Chegamos à penúltima crônica desta série iniciada em abril de 2010, cujo mote, dentre outros, era o indício de que algo extremamente trágico estaria para acontecer com o nosso planeta em face de certos presságios contidos em um equivocado calendário da antiga civilização Maia, que não passava de uma mera adivinhação, como as demais que sempre existiram, e estava fadada ao fracasso. Todo alarde existente em torno desse agouro foi com o objetivo do ganho fácil por parte dos exploradores da credulidade e do misticismo reinantes nas mentes desavisadas que não creem nas revelações de Deus. Estas sim verdadeiras, porém são tratadas como se lendas fossem.

 

Houve uma exacerbada exploração desse tema através de filmes, documentários e livros e muitos se enriqueceram com essa falsa expectativa, chegando ao absurdo de compararem essas previsões com os acontecimentos contidos no Livro do Apocalipse, estes sim verdadeiros.
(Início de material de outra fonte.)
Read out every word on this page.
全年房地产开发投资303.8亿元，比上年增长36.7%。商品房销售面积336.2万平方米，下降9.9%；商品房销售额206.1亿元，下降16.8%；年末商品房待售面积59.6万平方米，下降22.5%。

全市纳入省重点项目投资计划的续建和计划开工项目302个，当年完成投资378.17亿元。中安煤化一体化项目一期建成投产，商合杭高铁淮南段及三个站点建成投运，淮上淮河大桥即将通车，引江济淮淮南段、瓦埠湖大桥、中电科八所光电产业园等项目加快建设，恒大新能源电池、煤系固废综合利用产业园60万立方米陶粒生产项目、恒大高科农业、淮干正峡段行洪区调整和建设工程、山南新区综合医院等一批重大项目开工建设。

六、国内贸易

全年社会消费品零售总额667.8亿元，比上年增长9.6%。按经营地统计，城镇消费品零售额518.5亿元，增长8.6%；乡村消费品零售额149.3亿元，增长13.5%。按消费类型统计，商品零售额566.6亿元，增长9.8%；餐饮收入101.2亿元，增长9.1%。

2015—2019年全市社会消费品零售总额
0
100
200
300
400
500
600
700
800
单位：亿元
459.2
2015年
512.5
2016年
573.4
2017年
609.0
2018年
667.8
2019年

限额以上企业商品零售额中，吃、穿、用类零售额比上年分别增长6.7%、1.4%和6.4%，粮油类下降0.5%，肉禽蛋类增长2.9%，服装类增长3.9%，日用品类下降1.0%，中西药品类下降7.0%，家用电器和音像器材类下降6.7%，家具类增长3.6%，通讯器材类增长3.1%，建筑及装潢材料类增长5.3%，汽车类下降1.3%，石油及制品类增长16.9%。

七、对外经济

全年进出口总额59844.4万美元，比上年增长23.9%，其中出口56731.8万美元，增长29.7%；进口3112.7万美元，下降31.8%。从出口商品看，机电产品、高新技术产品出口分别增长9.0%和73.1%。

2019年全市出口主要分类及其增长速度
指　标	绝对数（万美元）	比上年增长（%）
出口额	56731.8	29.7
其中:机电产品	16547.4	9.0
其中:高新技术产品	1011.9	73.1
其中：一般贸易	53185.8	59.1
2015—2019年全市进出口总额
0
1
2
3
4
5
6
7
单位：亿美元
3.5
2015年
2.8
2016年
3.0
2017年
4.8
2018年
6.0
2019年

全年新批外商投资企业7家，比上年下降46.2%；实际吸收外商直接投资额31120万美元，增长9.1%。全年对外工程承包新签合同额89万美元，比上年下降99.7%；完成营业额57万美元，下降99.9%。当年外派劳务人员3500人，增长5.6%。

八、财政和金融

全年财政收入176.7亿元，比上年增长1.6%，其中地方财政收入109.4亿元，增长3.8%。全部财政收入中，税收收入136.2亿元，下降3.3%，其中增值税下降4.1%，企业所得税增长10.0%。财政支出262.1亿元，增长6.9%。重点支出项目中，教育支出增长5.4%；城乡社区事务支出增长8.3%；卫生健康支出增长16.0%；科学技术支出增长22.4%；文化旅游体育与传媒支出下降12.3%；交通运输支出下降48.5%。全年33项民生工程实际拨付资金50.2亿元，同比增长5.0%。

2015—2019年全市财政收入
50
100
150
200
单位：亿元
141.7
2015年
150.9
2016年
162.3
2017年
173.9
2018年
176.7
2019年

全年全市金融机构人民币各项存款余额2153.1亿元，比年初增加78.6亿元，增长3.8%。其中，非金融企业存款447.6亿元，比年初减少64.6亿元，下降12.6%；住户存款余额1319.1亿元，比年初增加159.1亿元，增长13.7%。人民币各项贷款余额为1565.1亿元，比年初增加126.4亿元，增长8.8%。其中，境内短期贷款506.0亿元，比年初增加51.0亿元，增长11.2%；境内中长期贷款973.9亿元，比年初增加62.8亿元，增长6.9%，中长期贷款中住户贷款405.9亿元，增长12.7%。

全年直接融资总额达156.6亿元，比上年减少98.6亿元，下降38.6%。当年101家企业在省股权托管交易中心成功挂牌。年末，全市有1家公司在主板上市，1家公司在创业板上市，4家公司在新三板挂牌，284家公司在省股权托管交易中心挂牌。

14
A realidade é que as autênticas previsões apocalípticas são de conhecimento de poucos, até mesmo daqueles que se dizem cristãos, face às inúmeras interpretações equivocadas que são dadas acerca desse Livro, que levam a uma tremenda confusão pelos muitos desatinos interpretativos.

 

Com a proximidade da data prevista para os acontecimentos contidos no citado calendário, surgem agora inúmeros comentários na base do “não será bem assim”: (1) que teria havido uma enorme confusão nas interpretações das previsões maias; (2) que não se deveria acreditar que haverá uma destruição total do planeta; (3) que acontecerá simplesmente uma mudança de ciclo que terminará em dezembro para começar um novo período; (4) que essa confusão foi provocada por alguns meios de divulgação; (5) que na mudança de ciclo que ocorrerá em dezembro haveria apenas um novo “ordenamento” de astros que provavelmente poderia influenciar o funcionamento do planeta, mas isso não significaria que o mundo acabaria etc. Meu Pai, quanta tolice! Mas isso faz parte da natureza humana que se recusa em aceitar aquilo que foi revelado pelo Deus Todo-Poderoso, e se deixa envolver por crendices de toda sorte, presságios e filosofias que não dão respostas à sua inquietude pela incerteza do porvir.

 

Quando Paulo escrevia aos cristãos em Colossos, ele os alertava para que tivessem cuidado a fim de que ninguém viesse a enredá-los com suas “filosofias” e vãs sutilezas, conforme a tradição dos homens, segundo os rudimentos do mundo (Colossenses 2:8). O que Paulo estava querendo dizer com “filosofia segundo os rudimentos do mundo”? Para ele a sabedoria humana é superficial porque tem o seu desenvolvimento imperfeito e incompleto por estar afastada e contrária à verdadeira Sabedoria que é aquela vinda de Deus. Onde está o sábio? Onde, o escriba? Onde, o inquiridor deste século? Porventura, não tornou Deus louca a sabedoria do mundo?”, questiona Paulo em 1 Coríntios 1:20. Já disse o sábio do passado: O temor do Senhor é o princípio do saber, mas os loucos desprezam a sabedoria e o ensino” (Provérbios 1:7).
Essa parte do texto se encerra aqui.